Being a Man
Harvey Mansfield ponders the male of the species.
Apr 10, 2006, Vol. 11, No. 28 • By CHRISTINA HOFF SOMMERS
Mansfield's amusing, refreshing, and outrageous observations must already be causing distress for his Harvard colleagues. But many readers will be grateful to him for his candor and bravado. Today, when scholars acknowledge sex differences, they do it timorously. They follow every assertion of difference with a list of exceptions, qualifications, and caveats. Into this world strides Professor Mansfield, loaded for bear, and lethally armed with all the powerful stereotypes thought to be banished from bien pensant society. And he deploys them without apology in shocker after shocker:
[Women] shun risk more than men and they perceive risk more readily; they fear spiders. . . .
Women seem to desire more than men to make a nest and to take responsibility for making it. To do this, they sometimes need the help of their men, and they nag them responsibly and more or less charmingly according to their skill. . . .
In my experience, it is difficult for a man who is attracted to a woman not to find her cute, rather than intimidating, when she gets angry.
Mansfield reminds us that philosophers and poets were worried about manliness long before contemporary feminists began to anguish over it. He presents a magisterial survey of the role played by manliness in the thought of the great philosophers.
From the Greeks to Thomas Hobbes and Friedrich Nietzsche, philosophers have extolled or deplored manliness--but mostly they looked for ways to control it. No one, says Mansfield, understood the vices and virtues of manliness better than Aristotle and Plato. They gave it its due while "remaining wary of its dangers."

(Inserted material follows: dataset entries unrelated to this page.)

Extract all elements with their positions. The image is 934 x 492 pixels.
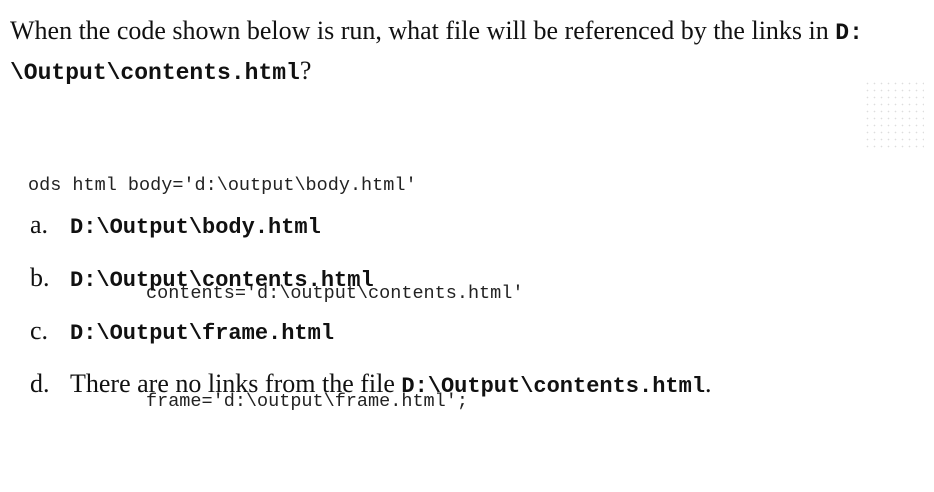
option-letter: b. [30,263,50,292]
question-mark: ? [299,56,312,85]
question-inline-path-file: \Output\contents.html [10,60,300,86]
scan-speckle [864,80,924,150]
option-prefix: There are no links from the file [70,369,402,398]
option-code: D:\Output\contents.html [70,268,374,293]
option-text: There are no links from the file D:\Outp… [70,369,712,399]
question-page: When the code shown below is run, what f… [0,0,934,412]
option-d[interactable]: d. There are no links from the file D:\O… [30,369,910,422]
option-b[interactable]: b. D:\Output\contents.html [30,263,910,316]
option-text: D:\Output\frame.html [70,316,334,346]
option-letter: a. [30,210,49,239]
option-a[interactable]: a. D:\Output\body.html [30,210,910,263]
answer-options: a. D:\Output\body.html b. D:\Output\cont… [30,210,910,422]
option-c[interactable]: c. D:\Output\frame.html [30,316,910,369]
question-inline-path-drive: D: [835,20,863,46]
option-code: D:\Output\body.html [70,215,321,240]
code-line-1: ods html body='d:\output\body.html' [28,175,417,196]
question-prompt: When the code shown below is run, what f… [10,16,836,45]
option-text: D:\Output\body.html [70,210,321,240]
option-text: D:\Output\contents.html [70,263,374,293]
question-text: When the code shown below is run, what f… [10,12,924,92]
option-code: D:\Output\frame.html [70,321,335,346]
option-letter: c. [30,316,49,345]
option-suffix: . [705,369,712,398]
option-code: D:\Output\contents.html [401,374,706,399]
option-letter: d. [30,369,50,398]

Unfortunately, few modern philosophers have followed their example. The ancients well understood that too much--or too little--manliness is a bad thing. Too much is dangerous, but too little is fatal to a society's prospects for greatness--or even for its survival. Modern philosophers err on the side of wariness and suspicion and, according to Mansfield, "the entire project of modernity can be understood as a project to keep manliness unemployed."
The entire project of modernity? This says, in effect, that modern philosophy has been engaged in making wimps out of men. As Mansfield sees it, since the dawn of the modern era, philosophers have conspired against manly thumos. Hobbes, for example, ignored the higher forms of heroic and philosophical manliness: He reduced it to a simple aggressive drive that leads to a "war of all against all." It had to be broken--not accommodated--by handing over power and rights to an absolute sovereign.

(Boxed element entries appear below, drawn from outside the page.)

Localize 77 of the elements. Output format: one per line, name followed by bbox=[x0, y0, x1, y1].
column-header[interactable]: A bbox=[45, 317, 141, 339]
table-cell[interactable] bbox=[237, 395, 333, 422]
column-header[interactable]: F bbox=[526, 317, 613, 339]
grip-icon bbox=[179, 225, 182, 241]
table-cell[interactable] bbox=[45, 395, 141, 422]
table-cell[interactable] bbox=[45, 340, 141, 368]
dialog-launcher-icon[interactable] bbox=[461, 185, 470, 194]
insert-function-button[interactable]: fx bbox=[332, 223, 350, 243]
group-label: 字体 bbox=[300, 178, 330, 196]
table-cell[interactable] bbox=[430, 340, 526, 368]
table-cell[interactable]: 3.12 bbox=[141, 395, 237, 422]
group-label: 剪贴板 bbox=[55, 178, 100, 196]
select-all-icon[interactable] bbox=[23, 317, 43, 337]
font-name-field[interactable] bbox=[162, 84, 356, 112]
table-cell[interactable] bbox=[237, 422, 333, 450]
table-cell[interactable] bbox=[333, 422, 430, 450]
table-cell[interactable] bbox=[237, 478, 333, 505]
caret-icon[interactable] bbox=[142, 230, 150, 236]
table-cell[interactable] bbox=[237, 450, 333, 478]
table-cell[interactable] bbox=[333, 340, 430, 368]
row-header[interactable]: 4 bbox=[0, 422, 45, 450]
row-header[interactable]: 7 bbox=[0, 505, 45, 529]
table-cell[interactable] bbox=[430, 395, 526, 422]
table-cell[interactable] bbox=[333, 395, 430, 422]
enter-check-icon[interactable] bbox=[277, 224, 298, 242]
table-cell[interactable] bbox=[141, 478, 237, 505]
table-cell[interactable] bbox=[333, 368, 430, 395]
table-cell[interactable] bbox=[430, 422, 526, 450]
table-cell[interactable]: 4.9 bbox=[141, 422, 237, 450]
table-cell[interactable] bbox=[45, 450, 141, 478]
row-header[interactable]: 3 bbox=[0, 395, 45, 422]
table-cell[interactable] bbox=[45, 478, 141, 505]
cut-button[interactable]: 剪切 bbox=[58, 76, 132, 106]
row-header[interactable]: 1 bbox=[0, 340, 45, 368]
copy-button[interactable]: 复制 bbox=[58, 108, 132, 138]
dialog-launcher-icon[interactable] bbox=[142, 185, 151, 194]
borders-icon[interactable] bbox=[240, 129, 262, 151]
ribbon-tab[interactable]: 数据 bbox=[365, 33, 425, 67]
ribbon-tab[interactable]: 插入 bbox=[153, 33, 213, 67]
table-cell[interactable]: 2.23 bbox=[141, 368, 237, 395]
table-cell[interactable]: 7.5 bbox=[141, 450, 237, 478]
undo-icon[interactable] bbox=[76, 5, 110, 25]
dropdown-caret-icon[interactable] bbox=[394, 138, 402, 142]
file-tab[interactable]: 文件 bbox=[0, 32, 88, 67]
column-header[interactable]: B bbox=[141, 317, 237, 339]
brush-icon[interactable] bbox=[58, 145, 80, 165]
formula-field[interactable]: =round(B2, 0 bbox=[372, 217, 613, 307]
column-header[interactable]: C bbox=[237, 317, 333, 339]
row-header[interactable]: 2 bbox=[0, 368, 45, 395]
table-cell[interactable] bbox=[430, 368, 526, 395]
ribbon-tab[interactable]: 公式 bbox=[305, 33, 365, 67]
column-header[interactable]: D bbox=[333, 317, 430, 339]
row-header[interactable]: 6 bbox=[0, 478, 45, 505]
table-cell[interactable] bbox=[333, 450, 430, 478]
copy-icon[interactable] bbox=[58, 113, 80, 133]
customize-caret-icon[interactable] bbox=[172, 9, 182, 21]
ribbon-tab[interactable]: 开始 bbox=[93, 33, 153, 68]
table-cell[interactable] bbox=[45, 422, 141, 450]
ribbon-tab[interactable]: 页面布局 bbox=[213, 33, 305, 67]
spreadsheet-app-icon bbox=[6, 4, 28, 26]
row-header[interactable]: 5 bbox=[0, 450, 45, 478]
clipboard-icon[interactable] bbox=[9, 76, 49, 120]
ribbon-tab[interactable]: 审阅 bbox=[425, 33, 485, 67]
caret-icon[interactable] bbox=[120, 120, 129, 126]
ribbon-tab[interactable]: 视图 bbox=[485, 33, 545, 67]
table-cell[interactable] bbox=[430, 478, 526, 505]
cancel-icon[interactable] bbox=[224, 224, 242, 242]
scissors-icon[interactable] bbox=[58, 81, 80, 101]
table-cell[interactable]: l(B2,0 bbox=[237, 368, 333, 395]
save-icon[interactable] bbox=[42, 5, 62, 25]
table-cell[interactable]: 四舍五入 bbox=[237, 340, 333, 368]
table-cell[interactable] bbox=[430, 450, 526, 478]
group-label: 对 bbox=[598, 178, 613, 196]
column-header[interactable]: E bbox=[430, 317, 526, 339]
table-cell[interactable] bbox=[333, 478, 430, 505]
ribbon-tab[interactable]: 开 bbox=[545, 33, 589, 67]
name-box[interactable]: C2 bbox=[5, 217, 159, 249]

Hobbes placed self-preservation at the center of his theory. But, says Mansfield, manly men do not merely want to survive: They seek glory for themselves and their causes. For Mansfield, Hobbes is the extreme--but still typical--example of modern philosophers' disdain for manliness: "Liberalism is unmanly in setting down self-preservation as the end of man, as do Hobbes and John Locke."
Mansfield himself does not mind being a loner. For years, he has fought a forlorn battle at Harvard in defense of high standards. He was the only member of the faculty to vote against establishing a women's studies major. All the same, one would have expected him to find a few defenders of manliness somewhere in the annals of modern philosophy. But he does not cite any. With the possible exceptions of Baruch Spinoza and Edmund Burke, he complains that philosophers of modernity just don't get it when it comes to understanding and valuing male spiritedness: "Modern thinking does not want to cooperate with manliness, and does not care for thumos."
In place of the heroic, but rationally controlled, conception of manliness offered us by the ancients, modern thinkers give us a pallid, cautious, risk-averse bourgeois manliness--a world of Babbitts, rather than Achilles.
But this perspective is badly skewed. Surely Mansfield would not deny that the "bourgeois" male denizens of modernity have been responsible for some of the most prodigious displays of genius in art, literature, and music. They invented science, the free market, and liberal government, and they refined the art of war, magnifying its lethality a thousandfold. It would appear that Mansfield systematically underestimates the manliness of modern man, and of philosophers like Hobbes, Locke, Francis Bacon, and René Descartes who helped create him.
His discussion of Nietzsche's powerful influence on contemporary feminism shows Mansfield at his philosophical best and manly worst. Here, more than elsewhere, Mansfield dazzles us with the aptness of his insights, while being recklessly inattentive to nuance, exceptions, and complexity. He has no doubts about Nietzsche's manliness. He sets up a dramatic contrast between the manly ideal favored by Plato and Aristotle and the unrestrained masculinity promoted by Nietzsche.